Methods of analysis—Determination of pesticides in filtered water and suspended sediment using liquid chromatography- and gas chromatography-tandem mass spectrometry

The widespread application of pesticides in agricultural and urban areas leads to their presence in surface waters. Presence of these biologically active chemicals in environmental waters potentially has adverse effects on nontarget organisms. To better understand the environmental fate of these contaminants, a robust method to capture chemicals with wide-ranging physicochemical properties has been developed. The method was developed by the U.S. Geological Survey’s Organic Chemistry Research Laboratory to monitor pesticides, pesticide degradates, and other agrochemicals in environmental surface waters throughout the country. The analysis involves a multiresidue method to determine 183 pesticides and pesticide degradates in filtered water samples and 178 pesticides and pesticide degradates in paired suspended sediment samples. After the filtration of whole water, contaminants are individually measured in the filtered water and the collected suspended sediment. Filtered water is extracted via solid-phase extraction, whereas suspended sediment is extracted using an ultrasonication, solid-liquid extraction. Samples are analyzed by liquid chromatography-tandem mass spectrometry using an electrospray ionization source in positive and negative modes and analyzed by gas chromatography-tandem mass spectrometry using an advanced electron ionization source in positive mode. Instrument parameters were optimized for the highest sensitivity, and at least two transitions (quantifier and qualifier) were monitored for each analyte.

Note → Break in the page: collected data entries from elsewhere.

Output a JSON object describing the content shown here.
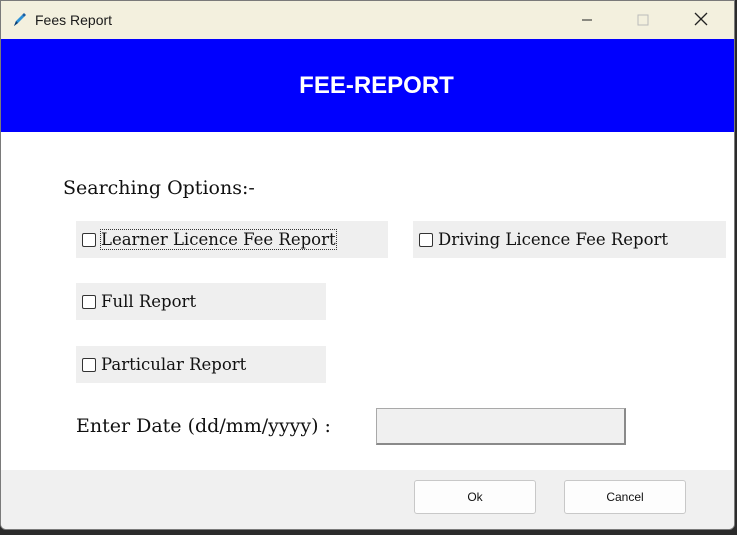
{
  "window": {
    "title": "Fees Report",
    "icon": "app-pen-icon",
    "controls": {
      "minimize": "minimize-icon",
      "maximize": "maximize-icon",
      "close": "close-icon"
    }
  },
  "banner": {
    "title": "FEE-REPORT",
    "color": "#0000fe"
  },
  "search": {
    "label": "Searching Options:-",
    "options": [
      {
        "label": "Learner Licence Fee Report",
        "checked": false
      },
      {
        "label": "Driving Licence Fee Report",
        "checked": false
      },
      {
        "label": "Full Report",
        "checked": false
      },
      {
        "label": "Particular Report",
        "checked": false
      }
    ]
  },
  "date": {
    "label": "Enter Date (dd/mm/yyyy) :",
    "value": ""
  },
  "footer": {
    "ok_label": "Ok",
    "cancel_label": "Cancel"
  }
}
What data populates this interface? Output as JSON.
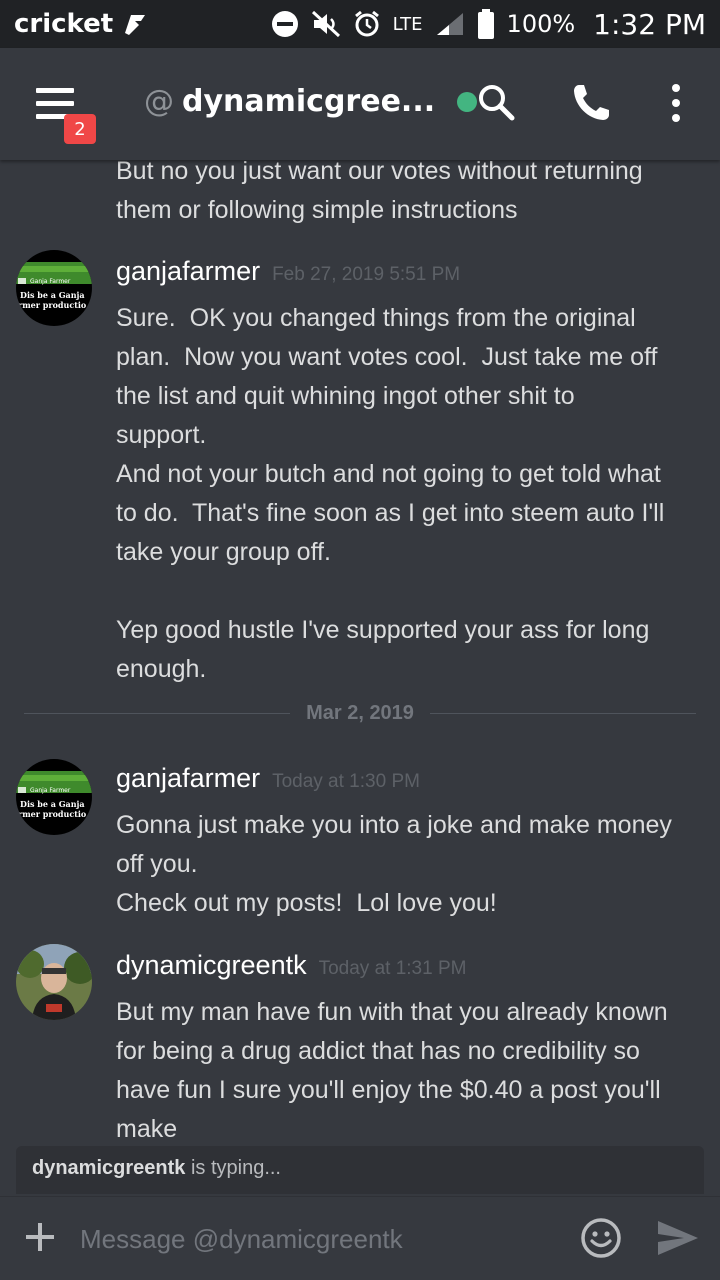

Recoveries in test filtered water (n=9; 183 analytes) from the American River, California, and suspended sediment (n=9; 178 analytes) samples fortified at 15 nanograms per liter (ng/L) ranged from 70.1 to 121.0 and 71.1 to 117.0 percent in water and suspended sediment filter samples, respectively. Method detection limits of pesticides and pesticide degradates ranged from 0.5 to 10.6 ng/L in water and 0.7 to 11.8 ng/L in suspended sediment filters. Reporting limits were 1.1–21.1 ng/L and 1.5–23.7 ng/L in water and filter samples, respectively. The developed method is applied to surface-water samples for the analysis of pesticides, pesticide degradates, and other agrochemicals.